REGIONAL Romo Felix: Merajut Persaudaraan dan Toleransi di Negeri Lahirnya Pancasila 07 Jun 2021 09:15

Article image
Umat Muslim dan Katolik di Ndori, Ende, bahu-membahu merenovai Masjid Maubasa yang rusak akibat abrasi. (Foto: Youtube)
Umat Muslim Maubasa, umat katolik Paroki Wonda, masyarakat kecamatan Ndori mengajarkan kita tentang "toleransi, koeksistensi dan pro-eksistensi".

SAYA baru saja menonton video menarik berdurasi 5 menit. Tentu bukan cuplikan video artis beken Hollywood. Ini video Romo Feliks Jawa dari kampung sunyi Wonda - Ndori - Ende Flores. Feliks adalah imam Katolik yang selalu membawa sukacita. Dia bisa melawak dan mengulas kisah jenaka para sahabatnya. Di mana ada Feliks, di situ ada tawa ria.

Feliks juga "artis lokal". Sebagai pastor tentu saja dia bisa menyanyikan lagu-lagu gerejani. Tapi beliau juga menghafal "lagu-lagu cinta dan tembang kenangan". Saya mengapresiasi Feliks atas kemajuannya dalam urusan tarik suara. Kalau di Swiss pasti Feliks disapa der singende Priester  atau pastor penyanyi oleh umatnya.

Feliks sering menggerakan teman-teman imam untuk bernyanyi. Bersama P. Medes Mere, SVD dan Rm. Yosef Liwu cs mereka menginisiasi "Grup Rumpu-Rampe Para Pastor" di Ende Lio. Grup ini sering tampil spontan saat pesta gereja atau syukuran imamat. Lagu "Bujangan" sering menjadi andalan para bujang abadi ini.

Mereka juga menyanyikan lagu-lagu daerah NTT. Disebut "rumpu rampe" karena anggotanya lintas usia, bahasanya bermacam-macam, warna suaranya beda-beda, ritmenya juga bervariasi.
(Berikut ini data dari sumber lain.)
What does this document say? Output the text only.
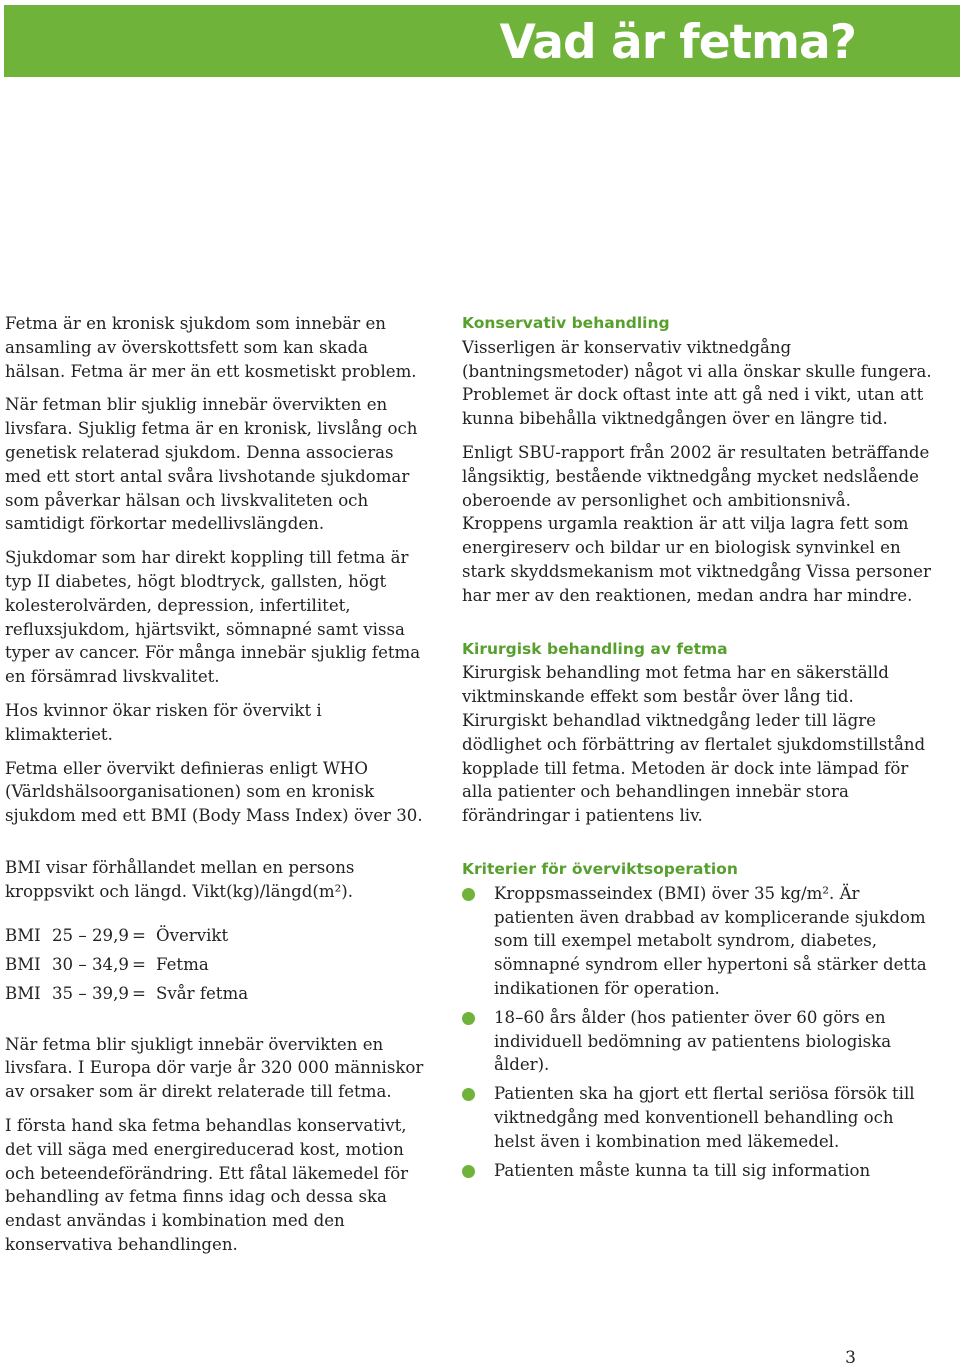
Vad är fetma?

Fetma är en kronisk sjukdom som innebär en ansamling av överskottsfett som kan skada hälsan. Fetma är mer än ett kosmetiskt problem.

När fetman blir sjuklig innebär övervikten en livsfara. Sjuklig fetma är en kronisk, livslång och genetisk relaterad sjukdom. Denna associeras med ett stort antal svåra livshotande sjukdomar som påverkar hälsan och livskvaliteten och samtidigt förkortar medellivslängden.

Sjukdomar som har direkt koppling till fetma är typ II diabetes, högt blodtryck, gallsten, högt kolesterolvärden, depression, infertilitet, refluxsjukdom, hjärtsvikt, sömnapné samt vissa typer av cancer. För många innebär sjuklig fetma en försämrad livskvalitet.

Hos kvinnor ökar risken för övervikt i klimakteriet.

Fetma eller övervikt definieras enligt WHO (Världshälsoorganisationen) som en kronisk sjukdom med ett BMI (Body Mass Index) över 30.

BMI visar förhållandet mellan en persons kroppsvikt och längd. Vikt(kg)/längd(m²).

BMI	25 – 29,9	=	Övervikt
BMI	30 – 34,9	=	Fetma
BMI	35 – 39,9	=	Svår fetma

När fetma blir sjukligt innebär övervikten en livsfara. I Europa dör varje år 320 000 människor av orsaker som är direkt relaterade till fetma.

I första hand ska fetma behandlas konservativt, det vill säga med energireducerad kost, motion och beteendeförändring. Ett fåtal läkemedel för behandling av fetma finns idag och dessa ska endast användas i kombination med den konservativa behandlingen.

Konservativ behandling

Visserligen är konservativ viktnedgång (bantningsmetoder) något vi alla önskar skulle fungera. Problemet är dock oftast inte att gå ned i vikt, utan att kunna bibehålla viktnedgången över en längre tid.

Enligt SBU-rapport från 2002 är resultaten beträffande långsiktig, bestående viktnedgång mycket nedslående oberoende av personlighet och ambitionsnivå. Kroppens urgamla reaktion är att vilja lagra fett som energireserv och bildar ur en biologisk synvinkel en stark skyddsmekanism mot viktnedgång Vissa personer har mer av den reaktionen, medan andra har mindre.

Kirurgisk behandling av fetma

Kirurgisk behandling mot fetma har en säkerställd viktminskande effekt som består över lång tid. Kirurgiskt behandlad viktnedgång leder till lägre dödlighet och förbättring av flertalet sjukdomstillstånd kopplade till fetma. Metoden är dock inte lämpad för alla patienter och behandlingen innebär stora förändringar i patientens liv.

Kriterier för överviktsoperation
Kroppsmasseindex (BMI) över 35 kg/m². Är patienten även drabbad av komplicerande sjukdom som till exempel metabolt syndrom, diabetes, sömnapné syndrom eller hypertoni så stärker detta indikationen för operation.
18–60 års ålder (hos patienter över 60 görs en individuell bedömning av patientens biologiska ålder).
Patienten ska ha gjort ett flertal seriösa försök till viktnedgång med konventionell behandling och helst även i kombination med läkemedel.
Patienten måste kunna ta till sig information
3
Tampilannya sering amburadul tapi menghibur. Opa Romo Lukas Leo juga pernah menjadi "Maestro Puisi" grup kocak ini.

Meski artis lokal, Feliks pernah ketiban rejeki berduet dengan artis nasional. Pertama, 30 April 2014 Feliks berduet dengan artis Ita Purnamasari di Aula BBK Ende. Ketika itu Ita diundang menghadiri resepsi pernikahan salah satu keluarga di Ende. Saat hendak menyanyikan lagu "Gantengnya Pacarku", Ita menantang para pemuda untuk berduet dengannya.

"Pemuda Feliks" maju menjawabi tantangan Ita. Aplaus bersahutan mengapresiasi keberanian "Pemuda Feliks" saat itu. Asyik sekali mereka berduet. "Pemuda Feliks" tampil seperti "Pacar Yang Ganteng".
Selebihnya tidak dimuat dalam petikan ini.